Enhancing Protein-Ligand Binding Affinity Prediction via Parameter-Efficient Fine-Tuning of Protein and Chemical Language Models
摘要
Predicting protein-ligand binding affinity (PLBA) is a crucial task in drug discovery. However, the performance and practicality of existing deep learning models are limited due to the scarcity of high-quality data. Protein language models (PLMs) and chemical language models (CLMs) offer a promising alternative for molecular representation, with the potential to significantly improve predictive accuracy. Nevertheless, the lack of effective integration frameworks has limited the full potential of PLMs and CLMs for PLBA and existing models often overlook the heterogeneity between language models and downstream tasks.
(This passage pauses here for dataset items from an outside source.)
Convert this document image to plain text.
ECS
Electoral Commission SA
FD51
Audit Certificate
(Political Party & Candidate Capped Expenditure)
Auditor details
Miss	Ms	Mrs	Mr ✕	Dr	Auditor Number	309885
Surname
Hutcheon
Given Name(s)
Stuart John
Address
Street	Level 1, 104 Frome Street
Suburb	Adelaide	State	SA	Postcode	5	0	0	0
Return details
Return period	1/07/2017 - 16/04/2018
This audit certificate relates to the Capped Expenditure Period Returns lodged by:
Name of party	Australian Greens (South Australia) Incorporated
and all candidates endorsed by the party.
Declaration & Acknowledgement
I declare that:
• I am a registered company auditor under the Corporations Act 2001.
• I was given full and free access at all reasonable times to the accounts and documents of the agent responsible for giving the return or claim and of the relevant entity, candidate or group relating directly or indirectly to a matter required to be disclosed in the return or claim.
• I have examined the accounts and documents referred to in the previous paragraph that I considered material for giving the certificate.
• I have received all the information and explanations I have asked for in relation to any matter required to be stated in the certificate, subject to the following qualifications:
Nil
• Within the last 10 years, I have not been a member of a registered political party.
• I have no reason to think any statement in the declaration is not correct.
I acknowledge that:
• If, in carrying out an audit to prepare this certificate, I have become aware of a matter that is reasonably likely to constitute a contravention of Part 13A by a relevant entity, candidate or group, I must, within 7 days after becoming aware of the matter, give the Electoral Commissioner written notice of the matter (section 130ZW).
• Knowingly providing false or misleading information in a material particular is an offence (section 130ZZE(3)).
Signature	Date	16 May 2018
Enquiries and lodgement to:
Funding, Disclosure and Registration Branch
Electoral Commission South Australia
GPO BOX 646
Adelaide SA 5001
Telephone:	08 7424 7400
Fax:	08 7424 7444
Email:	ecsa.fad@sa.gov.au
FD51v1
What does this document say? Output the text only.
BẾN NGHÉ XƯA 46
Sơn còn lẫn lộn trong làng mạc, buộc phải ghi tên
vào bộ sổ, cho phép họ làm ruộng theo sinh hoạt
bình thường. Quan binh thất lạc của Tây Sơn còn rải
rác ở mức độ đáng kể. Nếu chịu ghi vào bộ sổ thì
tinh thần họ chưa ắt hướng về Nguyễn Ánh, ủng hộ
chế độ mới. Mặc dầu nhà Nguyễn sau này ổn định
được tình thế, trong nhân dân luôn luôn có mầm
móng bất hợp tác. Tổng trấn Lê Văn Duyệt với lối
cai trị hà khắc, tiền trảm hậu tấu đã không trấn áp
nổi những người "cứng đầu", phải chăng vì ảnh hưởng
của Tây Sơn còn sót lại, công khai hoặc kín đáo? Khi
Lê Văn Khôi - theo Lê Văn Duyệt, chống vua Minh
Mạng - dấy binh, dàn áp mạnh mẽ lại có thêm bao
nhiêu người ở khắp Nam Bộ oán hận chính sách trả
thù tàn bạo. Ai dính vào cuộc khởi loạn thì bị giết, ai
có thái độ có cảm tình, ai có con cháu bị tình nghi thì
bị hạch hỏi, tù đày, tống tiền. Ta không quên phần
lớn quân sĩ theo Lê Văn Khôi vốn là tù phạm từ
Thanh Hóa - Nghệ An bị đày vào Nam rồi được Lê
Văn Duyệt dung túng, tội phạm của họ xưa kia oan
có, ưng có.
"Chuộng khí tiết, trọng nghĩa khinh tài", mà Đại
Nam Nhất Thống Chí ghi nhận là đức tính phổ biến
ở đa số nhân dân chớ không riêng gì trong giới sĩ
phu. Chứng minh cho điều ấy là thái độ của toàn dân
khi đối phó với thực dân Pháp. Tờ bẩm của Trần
To address these issues, we propose two frameworks utilizing parameter-efficient fine-tuning (PEFT) methods for PLBA prediction. The first framework (KLG) integrates Knowledge learned from Language models into advanced Geometric graph networks. The second framework (LCB) leverages Language models to generate representations of proteins and ligands, employing Cross-attention mechanisms and a four-Branch neural network to process the features. To thoroughly explore the potential of PLMs and CLMs in the PLBA task, we fine-tune them in both frameworks using various PEFT methods, including Adapters, LoRA, BitFit, and QLoRA. Experimental results demonstrate the effectiveness and practicality of both frameworks, and we hope our work will inspire further applications of PLMs and CLMs in drug discovery.